The air was still that morning.
Crisp with the coming of autumn it enveloped us as we ventured off to class. Deb and I. And as we walked we chatted about everything and nothing, knowing a stop for coffee was inevitable. And into the corner Starbucks we walked, as if nothing had happened. For to us, nothing had.
And we were met with silence. Only the movements of the making of coffee filled the space. And in the silence a man on the radio conveyed the news. As if we had traveled back through time. Oblivious we walked in, chattering, ordering, sipping. And out we went, walking off to class. And when we arrived, the news met us. For me it was written on the chalkboard, scarce in white…class is canceled. Our teacher spoke…"the news, the towers, New York…” It was all a blur.

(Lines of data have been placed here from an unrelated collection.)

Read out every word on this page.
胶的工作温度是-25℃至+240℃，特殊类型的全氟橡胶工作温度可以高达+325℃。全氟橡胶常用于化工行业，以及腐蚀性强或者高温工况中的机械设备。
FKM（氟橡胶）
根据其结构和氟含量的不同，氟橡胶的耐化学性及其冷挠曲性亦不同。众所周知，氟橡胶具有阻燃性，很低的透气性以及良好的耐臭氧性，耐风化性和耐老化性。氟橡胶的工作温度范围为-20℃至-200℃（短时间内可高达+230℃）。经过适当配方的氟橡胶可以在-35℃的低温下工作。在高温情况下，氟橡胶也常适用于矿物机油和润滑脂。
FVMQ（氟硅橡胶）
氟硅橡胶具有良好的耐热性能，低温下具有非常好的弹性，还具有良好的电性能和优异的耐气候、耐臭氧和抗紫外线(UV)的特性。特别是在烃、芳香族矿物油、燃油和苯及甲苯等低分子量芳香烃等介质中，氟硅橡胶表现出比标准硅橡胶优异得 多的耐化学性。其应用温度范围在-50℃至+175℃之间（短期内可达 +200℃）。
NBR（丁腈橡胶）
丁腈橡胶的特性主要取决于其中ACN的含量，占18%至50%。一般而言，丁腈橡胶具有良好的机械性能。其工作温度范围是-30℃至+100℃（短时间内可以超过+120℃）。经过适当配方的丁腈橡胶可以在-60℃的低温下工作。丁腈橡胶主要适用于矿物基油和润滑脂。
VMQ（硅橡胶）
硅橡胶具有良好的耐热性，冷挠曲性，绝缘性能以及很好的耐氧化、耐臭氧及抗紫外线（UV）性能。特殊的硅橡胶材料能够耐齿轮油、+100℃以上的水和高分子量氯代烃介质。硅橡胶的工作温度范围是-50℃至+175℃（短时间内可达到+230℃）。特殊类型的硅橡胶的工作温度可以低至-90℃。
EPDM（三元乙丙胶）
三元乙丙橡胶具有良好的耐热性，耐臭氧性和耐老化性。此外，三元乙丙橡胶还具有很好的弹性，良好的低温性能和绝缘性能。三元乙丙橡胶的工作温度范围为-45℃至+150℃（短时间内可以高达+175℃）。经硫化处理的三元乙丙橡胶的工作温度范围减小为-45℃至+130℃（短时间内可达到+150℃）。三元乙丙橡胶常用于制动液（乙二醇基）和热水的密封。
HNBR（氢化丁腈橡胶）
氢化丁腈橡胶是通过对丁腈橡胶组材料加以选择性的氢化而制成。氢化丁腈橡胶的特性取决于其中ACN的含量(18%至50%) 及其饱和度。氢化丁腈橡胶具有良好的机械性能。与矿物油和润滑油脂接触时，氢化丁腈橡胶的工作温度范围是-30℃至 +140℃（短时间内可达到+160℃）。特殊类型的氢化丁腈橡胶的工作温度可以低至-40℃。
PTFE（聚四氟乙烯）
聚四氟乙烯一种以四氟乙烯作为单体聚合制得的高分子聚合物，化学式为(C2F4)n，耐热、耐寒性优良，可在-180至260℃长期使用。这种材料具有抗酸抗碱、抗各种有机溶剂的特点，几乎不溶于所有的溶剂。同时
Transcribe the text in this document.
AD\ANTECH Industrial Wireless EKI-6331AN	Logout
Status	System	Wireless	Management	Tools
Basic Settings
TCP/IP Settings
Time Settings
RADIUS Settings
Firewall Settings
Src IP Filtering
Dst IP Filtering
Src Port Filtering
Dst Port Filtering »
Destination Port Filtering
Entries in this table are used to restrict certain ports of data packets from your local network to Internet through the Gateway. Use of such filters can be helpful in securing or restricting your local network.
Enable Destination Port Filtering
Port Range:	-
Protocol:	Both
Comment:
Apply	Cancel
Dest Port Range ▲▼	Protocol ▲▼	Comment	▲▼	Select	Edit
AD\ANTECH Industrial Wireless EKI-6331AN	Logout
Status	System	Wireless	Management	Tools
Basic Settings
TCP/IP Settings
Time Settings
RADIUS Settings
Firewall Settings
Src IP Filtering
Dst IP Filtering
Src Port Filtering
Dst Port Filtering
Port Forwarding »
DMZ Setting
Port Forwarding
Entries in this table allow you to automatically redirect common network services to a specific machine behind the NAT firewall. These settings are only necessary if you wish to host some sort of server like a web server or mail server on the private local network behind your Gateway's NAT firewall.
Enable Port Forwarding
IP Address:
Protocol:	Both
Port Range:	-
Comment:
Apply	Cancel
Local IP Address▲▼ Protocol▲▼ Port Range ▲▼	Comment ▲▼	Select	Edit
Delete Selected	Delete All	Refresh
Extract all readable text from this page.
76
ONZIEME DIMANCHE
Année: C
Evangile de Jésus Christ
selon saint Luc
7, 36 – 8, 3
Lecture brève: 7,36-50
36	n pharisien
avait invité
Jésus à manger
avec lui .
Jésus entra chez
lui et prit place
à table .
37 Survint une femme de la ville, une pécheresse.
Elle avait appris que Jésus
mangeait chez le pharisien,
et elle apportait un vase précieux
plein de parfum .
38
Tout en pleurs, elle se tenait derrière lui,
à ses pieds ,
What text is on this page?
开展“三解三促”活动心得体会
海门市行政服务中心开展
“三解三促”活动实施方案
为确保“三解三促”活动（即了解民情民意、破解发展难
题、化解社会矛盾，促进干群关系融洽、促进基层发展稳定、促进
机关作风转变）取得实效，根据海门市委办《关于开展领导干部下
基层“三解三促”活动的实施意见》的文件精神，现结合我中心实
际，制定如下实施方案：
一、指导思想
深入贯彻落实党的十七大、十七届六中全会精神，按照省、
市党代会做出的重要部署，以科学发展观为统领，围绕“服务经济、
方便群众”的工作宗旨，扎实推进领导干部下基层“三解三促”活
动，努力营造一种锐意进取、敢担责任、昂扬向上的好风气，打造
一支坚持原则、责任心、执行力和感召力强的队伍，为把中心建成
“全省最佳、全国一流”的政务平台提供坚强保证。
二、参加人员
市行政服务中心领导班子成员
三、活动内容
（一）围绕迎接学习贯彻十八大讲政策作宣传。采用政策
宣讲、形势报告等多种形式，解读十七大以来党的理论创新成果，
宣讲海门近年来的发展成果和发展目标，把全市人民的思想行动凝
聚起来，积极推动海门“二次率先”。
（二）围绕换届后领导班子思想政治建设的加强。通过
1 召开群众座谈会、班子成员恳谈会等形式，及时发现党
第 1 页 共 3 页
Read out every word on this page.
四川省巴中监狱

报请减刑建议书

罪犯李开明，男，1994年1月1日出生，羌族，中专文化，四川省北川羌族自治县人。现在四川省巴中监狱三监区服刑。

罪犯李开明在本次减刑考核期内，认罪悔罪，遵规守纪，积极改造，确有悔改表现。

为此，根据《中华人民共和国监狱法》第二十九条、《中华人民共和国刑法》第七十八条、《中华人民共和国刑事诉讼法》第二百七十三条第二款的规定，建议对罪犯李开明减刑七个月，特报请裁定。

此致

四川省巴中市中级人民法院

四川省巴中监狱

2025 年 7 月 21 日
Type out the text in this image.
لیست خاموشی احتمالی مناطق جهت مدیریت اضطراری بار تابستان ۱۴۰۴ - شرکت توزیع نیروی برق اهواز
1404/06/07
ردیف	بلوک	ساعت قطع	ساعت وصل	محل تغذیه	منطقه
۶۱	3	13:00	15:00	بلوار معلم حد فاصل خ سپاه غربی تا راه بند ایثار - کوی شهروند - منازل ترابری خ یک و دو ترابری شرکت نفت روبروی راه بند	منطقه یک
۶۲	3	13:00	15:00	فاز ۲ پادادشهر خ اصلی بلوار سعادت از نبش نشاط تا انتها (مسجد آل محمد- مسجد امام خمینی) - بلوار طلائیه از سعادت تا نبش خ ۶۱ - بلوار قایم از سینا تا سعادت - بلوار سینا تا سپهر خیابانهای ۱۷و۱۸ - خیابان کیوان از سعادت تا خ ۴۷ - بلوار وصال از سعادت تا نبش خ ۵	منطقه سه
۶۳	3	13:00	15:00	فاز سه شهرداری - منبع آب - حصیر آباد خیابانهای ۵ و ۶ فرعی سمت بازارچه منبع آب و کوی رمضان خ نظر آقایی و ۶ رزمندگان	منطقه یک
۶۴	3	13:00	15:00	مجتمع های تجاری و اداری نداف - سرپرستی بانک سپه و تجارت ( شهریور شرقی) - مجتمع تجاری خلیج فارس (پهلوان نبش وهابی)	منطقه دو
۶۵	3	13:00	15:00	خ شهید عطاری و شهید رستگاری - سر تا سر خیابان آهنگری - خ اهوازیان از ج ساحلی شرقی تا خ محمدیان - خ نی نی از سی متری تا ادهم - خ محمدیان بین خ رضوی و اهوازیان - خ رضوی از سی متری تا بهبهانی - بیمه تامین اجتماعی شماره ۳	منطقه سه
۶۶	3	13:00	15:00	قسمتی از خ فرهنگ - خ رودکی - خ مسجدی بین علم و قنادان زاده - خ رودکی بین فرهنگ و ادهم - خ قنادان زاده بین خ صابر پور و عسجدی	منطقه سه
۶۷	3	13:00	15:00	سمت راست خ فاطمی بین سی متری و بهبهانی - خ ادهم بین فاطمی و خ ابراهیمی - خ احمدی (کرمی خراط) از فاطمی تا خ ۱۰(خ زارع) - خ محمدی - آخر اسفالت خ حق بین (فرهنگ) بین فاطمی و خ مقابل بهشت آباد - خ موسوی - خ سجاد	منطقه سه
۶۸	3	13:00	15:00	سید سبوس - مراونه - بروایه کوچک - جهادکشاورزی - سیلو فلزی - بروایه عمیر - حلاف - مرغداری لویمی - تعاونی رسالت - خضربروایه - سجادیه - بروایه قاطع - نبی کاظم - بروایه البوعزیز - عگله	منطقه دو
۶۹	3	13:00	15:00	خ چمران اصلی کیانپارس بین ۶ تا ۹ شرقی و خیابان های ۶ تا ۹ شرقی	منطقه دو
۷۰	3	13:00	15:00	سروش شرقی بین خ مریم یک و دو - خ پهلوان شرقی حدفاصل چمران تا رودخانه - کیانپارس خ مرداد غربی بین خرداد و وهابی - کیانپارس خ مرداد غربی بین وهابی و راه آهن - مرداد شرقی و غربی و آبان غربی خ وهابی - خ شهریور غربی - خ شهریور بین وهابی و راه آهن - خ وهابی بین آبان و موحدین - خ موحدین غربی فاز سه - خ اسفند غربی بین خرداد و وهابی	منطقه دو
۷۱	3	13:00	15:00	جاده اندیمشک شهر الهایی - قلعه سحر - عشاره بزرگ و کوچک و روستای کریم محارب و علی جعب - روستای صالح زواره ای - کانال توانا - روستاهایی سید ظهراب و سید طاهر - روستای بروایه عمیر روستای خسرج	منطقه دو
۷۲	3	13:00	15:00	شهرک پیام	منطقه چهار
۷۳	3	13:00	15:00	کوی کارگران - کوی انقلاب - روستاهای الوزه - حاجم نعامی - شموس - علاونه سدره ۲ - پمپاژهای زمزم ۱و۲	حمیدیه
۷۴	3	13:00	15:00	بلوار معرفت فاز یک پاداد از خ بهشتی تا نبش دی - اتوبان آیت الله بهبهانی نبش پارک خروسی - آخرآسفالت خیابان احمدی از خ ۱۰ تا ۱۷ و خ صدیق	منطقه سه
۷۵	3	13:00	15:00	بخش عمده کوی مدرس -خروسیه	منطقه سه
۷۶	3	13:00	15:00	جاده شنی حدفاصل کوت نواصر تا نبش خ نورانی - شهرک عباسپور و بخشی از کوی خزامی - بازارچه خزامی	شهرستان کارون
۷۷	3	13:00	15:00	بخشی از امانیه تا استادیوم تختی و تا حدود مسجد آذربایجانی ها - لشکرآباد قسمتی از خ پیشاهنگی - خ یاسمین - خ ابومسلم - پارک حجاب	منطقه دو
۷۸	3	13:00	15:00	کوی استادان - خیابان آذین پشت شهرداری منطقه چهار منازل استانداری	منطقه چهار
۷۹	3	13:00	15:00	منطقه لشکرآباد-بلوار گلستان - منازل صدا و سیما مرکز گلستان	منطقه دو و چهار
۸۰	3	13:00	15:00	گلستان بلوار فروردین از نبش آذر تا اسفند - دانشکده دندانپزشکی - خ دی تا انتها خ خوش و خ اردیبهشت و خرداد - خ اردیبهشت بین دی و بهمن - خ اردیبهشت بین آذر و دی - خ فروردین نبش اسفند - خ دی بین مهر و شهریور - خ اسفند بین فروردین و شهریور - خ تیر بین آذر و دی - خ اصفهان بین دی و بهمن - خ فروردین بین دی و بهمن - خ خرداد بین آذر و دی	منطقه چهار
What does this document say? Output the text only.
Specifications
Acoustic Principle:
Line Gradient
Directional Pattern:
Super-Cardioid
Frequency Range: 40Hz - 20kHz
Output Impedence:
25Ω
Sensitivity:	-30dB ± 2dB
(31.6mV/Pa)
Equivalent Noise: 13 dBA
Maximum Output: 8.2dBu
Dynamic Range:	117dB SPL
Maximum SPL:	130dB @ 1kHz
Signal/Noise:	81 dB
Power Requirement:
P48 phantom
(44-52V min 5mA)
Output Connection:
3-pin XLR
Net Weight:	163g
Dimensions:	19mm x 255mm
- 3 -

And we all in silence picked up our things and walked back out the door. It was the morning that history was being made. And when I arrived back home, us girls sat, mouths silenced, hands covering as we watched this history unfold. It was and is still horrific, saddening, unbelievable. And as we watched, we prayed silently for it to be over. That it was not reality. And yet, some of us knew people working in New York City. And the phones rang, mouths chattered, eyes wept.
And still today we remember vividly the accounts of the day the towers fell. Because it was horrific. Because it was history being made. Because we couldn’t tear our eyes from the television. Because it seemed so unreal. Because…
Every year I remember on this day the same as my mother remembers the day Kennedy was shot. The events, the images imprinted on my mind, the horror and sadness. The families that lost. That miss, that ache. And I’m reminded that life is a gift. Everyday is one to be held close. Everyone to be loved with all I have.
Today is not just a reminder of the day history was made, the day life altered, the changing of a skyline…it’s also a reminder to love, to give, to pour out for one another. Change the way we live.
And so we remember…the events and to love. Because there’s only one life we get to live, one chance, one go ahead at the day. Because we never know when it will be our last.
Make today count.
(If you have children that don’t know the account this book is great: Fireboat by Maira Kalman.)